The Mayor of Greater Manchester, Andy Burnham, recently called for the Right to Buy to be suspended in connection with new build social housing at the same time as pledging to build around 10,000 new homes for social rent across at least 10 of the 11 boroughs comprising Greater Manchester.
Keen to secure the status of these new builds as social housing, he stated, ‘In the face of a desperate housing crisis, the existence of Right to Buy means we are in effect trying to refill a bath without being allowed to put the plug back in’. In terms of numbers, Greater Manchester has seen the right to buy exercised on almost 24,000 homes over the past 20 years.
Andy Burnham is not the first ‘Metro Mayor’ to have made such a call. On 22 June 2023 in a Mayoral Question Time Mayor of London, Sadiq Khan said that he wanted Whitehall to devolve the powers necessary to pause Right to Buy in London.
The Right to Buy is well established in English law and so the Metro Mayors’ statements beg the question, how can suspension be achieved? The most obvious precedent is to consider what occurred in Wales and Scotland, where the Right to Buy (for the time being at least) no longer exists.
The Scottish Parliament abolished the Right to Buy on 31 July 2016 under the Housing (Scotland) Act 2014 by the then Housing Minister (Kevin Stewart) citing efforts to build a sustainable housing policy for the future. This was well received by the housing sector because the Scottish Federation of Housing Associations (SFCA) and the Association of Local Authority Chief Housing Officers (ALACHO) welcomed the end of the Right to Buy policy in Scotland stating that it’s ending came ‘not a moment too soon’.
The Senedd abolished the Right to Buy by way of Statute under the Abolition of the Right to Buy and Associated Rights Act (Wales) 2018 which initially applied to a limited number of Welsh counties but with broader application to the whole of Wales dating from January 2019. Then Welsh Minister of Housing, Julie James, said that the move would give ‘social landlords more confidence to invest in building new social housing by removing the risk of these homes being sold after only a few years’.
Wales and Scotland show that a life without the Right to Buy is possible and it is beyond doubt that its abolition has stopped the erosion of social housing stock in those countries.
Against that backdrop, it is interesting that Burnham and Khan have stopped short of calling for outright abolition.
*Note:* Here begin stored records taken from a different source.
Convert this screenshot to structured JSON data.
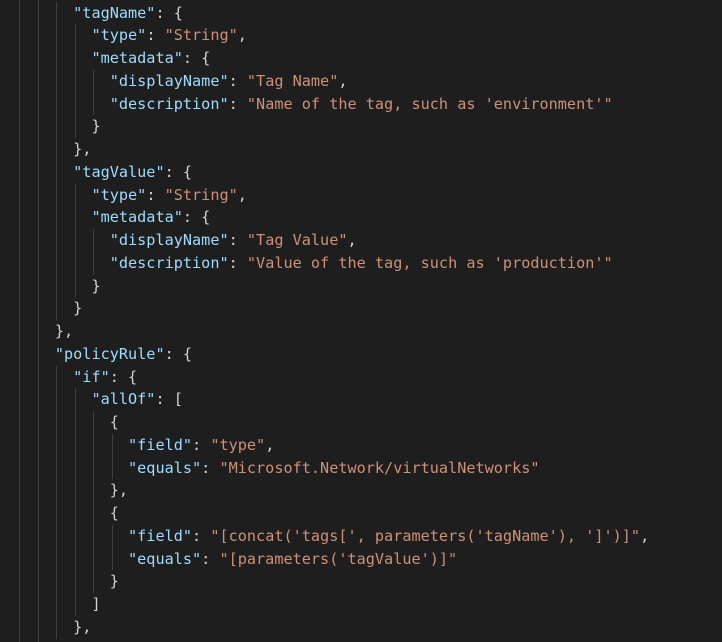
{
  "editor": {
    "language": "json",
    "colors": {
      "background": "#1e1e1e",
      "key": "#9cdcfe",
      "string": "#ce9178",
      "punctuation": "#d4d4d4",
      "indent_guide": "#404040"
    },
    "lines": [
      {
        "indent": 4,
        "tokens": [
          [
            "k",
            "\"tagName\""
          ],
          [
            "p",
            ": {"
          ]
        ]
      },
      {
        "indent": 5,
        "tokens": [
          [
            "k",
            "\"type\""
          ],
          [
            "p",
            ": "
          ],
          [
            "s",
            "\"String\""
          ],
          [
            "p",
            ","
          ]
        ]
      },
      {
        "indent": 5,
        "tokens": [
          [
            "k",
            "\"metadata\""
          ],
          [
            "p",
            ": {"
          ]
        ]
      },
      {
        "indent": 6,
        "tokens": [
          [
            "k",
            "\"displayName\""
          ],
          [
            "p",
            ": "
          ],
          [
            "s",
            "\"Tag Name\""
          ],
          [
            "p",
            ","
          ]
        ]
      },
      {
        "indent": 6,
        "tokens": [
          [
            "k",
            "\"description\""
          ],
          [
            "p",
            ": "
          ],
          [
            "s",
            "\"Name of the tag, such as 'environment'\""
          ]
        ]
      },
      {
        "indent": 5,
        "tokens": [
          [
            "p",
            "}"
          ]
        ]
      },
      {
        "indent": 4,
        "tokens": [
          [
            "p",
            "},"
          ]
        ]
      },
      {
        "indent": 4,
        "tokens": [
          [
            "k",
            "\"tagValue\""
          ],
          [
            "p",
            ": {"
          ]
        ]
      },
      {
        "indent": 5,
        "tokens": [
          [
            "k",
            "\"type\""
          ],
          [
            "p",
            ": "
          ],
          [
            "s",
            "\"String\""
          ],
          [
            "p",
            ","
          ]
        ]
      },
      {
        "indent": 5,
        "tokens": [
          [
            "k",
            "\"metadata\""
          ],
          [
            "p",
            ": {"
          ]
        ]
      },
      {
        "indent": 6,
        "tokens": [
          [
            "k",
            "\"displayName\""
          ],
          [
            "p",
            ": "
          ],
          [
            "s",
            "\"Tag Value\""
          ],
          [
            "p",
            ","
          ]
        ]
      },
      {
        "indent": 6,
        "tokens": [
          [
            "k",
            "\"description\""
          ],
          [
            "p",
            ": "
          ],
          [
            "s",
            "\"Value of the tag, such as 'production'\""
          ]
        ]
      },
      {
        "indent": 5,
        "tokens": [
          [
            "p",
            "}"
          ]
        ]
      },
      {
        "indent": 4,
        "tokens": [
          [
            "p",
            "}"
          ]
        ]
      },
      {
        "indent": 3,
        "tokens": [
          [
            "p",
            "},"
          ]
        ]
      },
      {
        "indent": 3,
        "tokens": [
          [
            "k",
            "\"policyRule\""
          ],
          [
            "p",
            ": {"
          ]
        ]
      },
      {
        "indent": 4,
        "tokens": [
          [
            "k",
            "\"if\""
          ],
          [
            "p",
            ": {"
          ]
        ]
      },
      {
        "indent": 5,
        "tokens": [
          [
            "k",
            "\"allOf\""
          ],
          [
            "p",
            ": ["
          ]
        ]
      },
      {
        "indent": 6,
        "tokens": [
          [
            "p",
            "{"
          ]
        ]
      },
      {
        "indent": 7,
        "tokens": [
          [
            "k",
            "\"field\""
          ],
          [
            "p",
            ": "
          ],
          [
            "s",
            "\"type\""
          ],
          [
            "p",
            ","
          ]
        ]
      },
      {
        "indent": 7,
        "tokens": [
          [
            "k",
            "\"equals\""
          ],
          [
            "p",
            ": "
          ],
          [
            "s",
            "\"Microsoft.Network/virtualNetworks\""
          ]
        ]
      },
      {
        "indent": 6,
        "tokens": [
          [
            "p",
            "},"
          ]
        ]
      },
      {
        "indent": 6,
        "tokens": [
          [
            "p",
            "{"
          ]
        ]
      },
      {
        "indent": 7,
        "tokens": [
          [
            "k",
            "\"field\""
          ],
          [
            "p",
            ": "
          ],
          [
            "s",
            "\"[concat('tags[', parameters('tagName'), ']')]\""
          ],
          [
            "p",
            ","
          ]
        ]
      },
      {
        "indent": 7,
        "tokens": [
          [
            "k",
            "\"equals\""
          ],
          [
            "p",
            ": "
          ],
          [
            "s",
            "\"[parameters('tagValue')]\""
          ]
        ]
      },
      {
        "indent": 6,
        "tokens": [
          [
            "p",
            "}"
          ]
        ]
      },
      {
        "indent": 5,
        "tokens": [
          [
            "p",
            "]"
          ]
        ]
      },
      {
        "indent": 4,
        "tokens": [
          [
            "p",
            "},"
          ]
        ]
      }
    ]
  }
}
This may be due to political expedience but their comments can be interpreted as shots across the bows of the Labour Party nationally, a party that advocates reform of the policy but not suspension.
It seems as though a Labour government may decrease the discounts available although some in the party also advocate extending the length of requirement for those eligible to exercise the right which would effectively (for a period) limit the pool of ‘qualifying persons’. Others in the party advocate suspension or abolition.
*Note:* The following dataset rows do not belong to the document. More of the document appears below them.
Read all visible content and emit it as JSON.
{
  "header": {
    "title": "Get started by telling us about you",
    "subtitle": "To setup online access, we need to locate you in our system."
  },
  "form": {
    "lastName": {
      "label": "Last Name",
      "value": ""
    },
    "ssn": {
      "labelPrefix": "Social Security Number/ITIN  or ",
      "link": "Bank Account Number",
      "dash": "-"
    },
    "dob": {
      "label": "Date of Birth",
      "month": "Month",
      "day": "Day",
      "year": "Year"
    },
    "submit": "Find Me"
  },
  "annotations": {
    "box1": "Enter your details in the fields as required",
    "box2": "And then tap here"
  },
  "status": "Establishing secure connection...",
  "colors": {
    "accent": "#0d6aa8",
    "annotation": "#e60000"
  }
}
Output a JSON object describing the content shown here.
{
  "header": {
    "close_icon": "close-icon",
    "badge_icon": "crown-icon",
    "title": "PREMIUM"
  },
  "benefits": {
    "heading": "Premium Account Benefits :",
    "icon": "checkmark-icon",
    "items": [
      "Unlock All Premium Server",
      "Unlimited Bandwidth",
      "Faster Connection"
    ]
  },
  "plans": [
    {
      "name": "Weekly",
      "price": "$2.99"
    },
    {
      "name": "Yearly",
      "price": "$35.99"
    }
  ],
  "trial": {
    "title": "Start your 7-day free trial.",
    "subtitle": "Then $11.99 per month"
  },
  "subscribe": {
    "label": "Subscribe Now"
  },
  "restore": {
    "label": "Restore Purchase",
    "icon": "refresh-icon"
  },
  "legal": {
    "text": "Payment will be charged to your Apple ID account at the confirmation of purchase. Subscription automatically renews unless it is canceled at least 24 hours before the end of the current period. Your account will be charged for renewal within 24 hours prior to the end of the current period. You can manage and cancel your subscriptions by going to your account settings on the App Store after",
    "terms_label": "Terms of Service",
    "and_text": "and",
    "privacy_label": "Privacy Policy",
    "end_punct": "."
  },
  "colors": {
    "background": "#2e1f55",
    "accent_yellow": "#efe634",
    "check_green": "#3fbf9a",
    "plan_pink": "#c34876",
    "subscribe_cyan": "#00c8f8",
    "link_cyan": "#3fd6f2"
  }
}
Earlier this year, the Local Government Association advocated material changes to the Right to Buy including increasing the tenancy requirements from three to 15 years and exempting new build or recently retrofitted properties from the right, the latter aligning with the position taken by the Metro Mayors. It seems that the chorus for reform is getting louder, but is Westminster listening?
If a Labour government is returned in the next general election, as predicted by many political pundits, it seems more likely (subject to electoral manifesto) that the Right to Buy will remain on the statute books for England. However, if the discounts available to qualifying tenants are materially decreased, appetite for exercising the right may be diminished by potentially reducing the numbers of rented stock being lost to the private housing market.
A change to RTB discounts or to the qualifying persons definition would each not require major legislation and are both less radical than suspension or abolition. Will the current Labour leadership return to a position of suspension of the Right to Buy as advocated by former Shadow Housing Minister Theresa Pearce at the party conference in 2016 and recently echoed by two metro Mayors? It seems unlikely but we shall soon find out and in the meantime, local authorities and registered providers will be watching developments with a keen and vested interest.